In the fall of 2008, I was a captain deployed to a small FOB in southern Iraq. I spent most of my days overseeing Iraqi contractors attempting to rebuild that shattered country, but I also had the great fortune of being able to see my own country start to descend into its own brand of chaos. On September 15, 2008 Lehman brothers declared bankruptcy marking the beginning of one of the most chaotic points in American Financial History.
What was Grizzly Dad doing at that point? In addition to enjoying the sites of Babil Province, I was dumping every spare penny I had into my Vanguard Brokerage Account. It wasn’t much, but it was all the combat pay I had saved over the previous months. Overall, between July and the end of September, I dropped $23k into short-term bonds and my money market account, getting ready. A couple weeks after the Lehman bankruptcy, I started buying the stock market. Some of those initial purchases lost 50% in the first month. Later ones did much better. Overall, those purchases I made from a converted shipping container in Iraq over a spotty internet connection were some of the best buys I’ve ever made. It wasn’t much, but being able to put money into the market when things are most crazy and everyone else is panicking is more valuable than gold.
In order to make those purchases, you actually have to have capital available that hasn’t itself been wiped out in the chaos. The Grizzlies intend to have that capital available when everyone else is shitting themselves. The first step we’ve taken is to simply shift into a dramatically less risky asset allocation. Overall, we have moved our portfolios to a mix of about 80% bonds, with much of that in government inflation-protected securities. The remaining 20% in stocks will likely stay for a few more months for two primary reasons – taxes on short-term capital gains and remaining diversification. It will likely come out as well once we hit 2018 and a new tax year. To give you a better picture of what our projected portfolio return looks like now, here is a quick chart from our personal capital account. This is simply how our present portfolio would have performed over the last 30 years:
Do we miss out on some upside? I suppose you could call it that, but I’ll take also missing out on those wild swings down on the other side. We are closer to one of those than many think.
All of this doom and gloom doesn’t mean the Grizzlies have completely given up on risky investments. We’ve just given up on risky public investments for the time being. That does not mean that there are not profitable investments available.
Both Grizzly Mom and I are turning a significant portion of our time and brainpower to finding profitable locations where we can deploy portions of our capital. Where are these magical places to put your money? Well, we’ll write about a few of them in more detail as we actually find them. But here are the broad areas where we are looking:
- Relatively low priced real-estate in our new home – Kansas City – and other areas around the mid-west. Even prices here have started to get a little crazy, but there are still many pockets where good returns can be had with limited investment.

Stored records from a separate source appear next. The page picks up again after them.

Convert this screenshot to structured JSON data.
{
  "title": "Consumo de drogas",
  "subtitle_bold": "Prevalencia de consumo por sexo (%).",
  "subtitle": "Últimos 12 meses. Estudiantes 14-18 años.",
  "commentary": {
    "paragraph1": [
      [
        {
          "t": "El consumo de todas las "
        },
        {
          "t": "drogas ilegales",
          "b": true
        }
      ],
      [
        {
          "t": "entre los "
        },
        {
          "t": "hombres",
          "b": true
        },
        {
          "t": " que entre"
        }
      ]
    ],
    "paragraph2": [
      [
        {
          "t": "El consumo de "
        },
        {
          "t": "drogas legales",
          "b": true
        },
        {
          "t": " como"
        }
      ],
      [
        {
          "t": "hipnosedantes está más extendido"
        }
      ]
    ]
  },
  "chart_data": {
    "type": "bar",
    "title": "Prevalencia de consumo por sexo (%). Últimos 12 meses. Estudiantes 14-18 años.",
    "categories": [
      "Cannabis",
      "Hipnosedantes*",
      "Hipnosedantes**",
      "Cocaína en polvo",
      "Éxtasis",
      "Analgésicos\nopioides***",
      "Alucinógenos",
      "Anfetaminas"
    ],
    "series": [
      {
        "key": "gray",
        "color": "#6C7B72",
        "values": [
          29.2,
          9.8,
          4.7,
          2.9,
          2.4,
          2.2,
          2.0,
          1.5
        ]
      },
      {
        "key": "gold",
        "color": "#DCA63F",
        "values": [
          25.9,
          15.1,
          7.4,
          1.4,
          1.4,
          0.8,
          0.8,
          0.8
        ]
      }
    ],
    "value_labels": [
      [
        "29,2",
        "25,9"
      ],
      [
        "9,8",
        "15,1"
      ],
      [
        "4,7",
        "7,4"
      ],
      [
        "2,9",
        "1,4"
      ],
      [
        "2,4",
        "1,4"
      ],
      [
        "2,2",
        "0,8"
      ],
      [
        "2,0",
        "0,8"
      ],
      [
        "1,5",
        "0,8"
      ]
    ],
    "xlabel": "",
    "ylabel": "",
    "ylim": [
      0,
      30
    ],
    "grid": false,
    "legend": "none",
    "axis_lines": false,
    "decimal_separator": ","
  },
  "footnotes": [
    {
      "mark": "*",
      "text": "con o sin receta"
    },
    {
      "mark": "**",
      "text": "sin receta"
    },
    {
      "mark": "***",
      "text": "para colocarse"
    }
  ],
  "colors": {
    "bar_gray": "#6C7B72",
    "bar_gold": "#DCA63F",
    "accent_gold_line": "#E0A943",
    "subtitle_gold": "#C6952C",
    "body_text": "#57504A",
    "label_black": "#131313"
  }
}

- Private Companies. There are several very good mid-west angel investment pools that have great track records based right here in our fair little city. These aren’t your Silicon Vally VCs dropping >$100m on a juice machine. Their portfolios are largely interesting B2B, healthcare, or industrial companies with solid business plans, good track records, gray-haired management teams, and good financial results already in the bag. They just don’t have rich SF tech bros flinging bags of cash at them.
- Our own ventures. Grizzly Mom and I now have some freedom and some time on our hands. We might just join or build something cool.